Adding to victims’ trauma
Apple went on to talk about the massive effect that undercover policing has on a victim’s mental health. She said:
I already suffer from PTSD as a result of policing. This delay only exacerbates this. I know that I was spied on since at least 2000 by numerous spycops, but it’s going to be at least 2025 – and probably later – that I’ll get to understand why this happened. This will be at least ten years since the inquiry was set up.
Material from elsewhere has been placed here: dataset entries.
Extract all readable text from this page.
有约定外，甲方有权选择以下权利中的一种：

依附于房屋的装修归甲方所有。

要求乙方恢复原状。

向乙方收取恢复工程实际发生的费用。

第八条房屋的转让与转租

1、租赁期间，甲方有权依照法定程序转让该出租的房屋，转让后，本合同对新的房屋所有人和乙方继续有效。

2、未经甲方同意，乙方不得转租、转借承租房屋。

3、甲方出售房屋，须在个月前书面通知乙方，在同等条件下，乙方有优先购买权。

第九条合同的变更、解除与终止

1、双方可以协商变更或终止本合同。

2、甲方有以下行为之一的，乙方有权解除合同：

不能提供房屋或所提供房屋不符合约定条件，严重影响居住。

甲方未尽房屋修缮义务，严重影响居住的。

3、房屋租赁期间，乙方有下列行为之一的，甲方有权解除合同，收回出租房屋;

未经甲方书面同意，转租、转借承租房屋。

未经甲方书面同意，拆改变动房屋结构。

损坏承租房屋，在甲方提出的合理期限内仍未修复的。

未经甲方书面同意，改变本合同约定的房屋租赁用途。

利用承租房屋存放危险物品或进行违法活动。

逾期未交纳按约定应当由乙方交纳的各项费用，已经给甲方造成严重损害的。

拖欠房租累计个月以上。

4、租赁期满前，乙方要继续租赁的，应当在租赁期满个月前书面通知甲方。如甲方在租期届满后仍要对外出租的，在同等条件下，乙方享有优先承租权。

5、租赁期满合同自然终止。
There are hundreds of victims like Apple, who have become friends with undercover officers. They have trusted them, let them into their homes, and allowed them to spend time with their families. And there are more than thirty women who have been deceived into romantic relationships with undercover cops and systematically abused by the police. The inquiry should by putting these victims first. Yet time and again it shows that protecting the police is its priority.
Apple went on to say:
Release the files immediately
The inquiry will continue to plod on at snail’s-pace, but not until 2022. We have watched as it continues to protect the anonymity of the undercover police who abused women. And we have seen how it glosses over police corruption. Meanwhile, the evidence that has been heard has shown that the police’s intelligence-gathering is extremely flawed.
The inquiry has had six years to gather evidence. Apple and other core participants are demanding that their files are immediately released so that they can begin to reclaim their lives. This is the very least the state can do.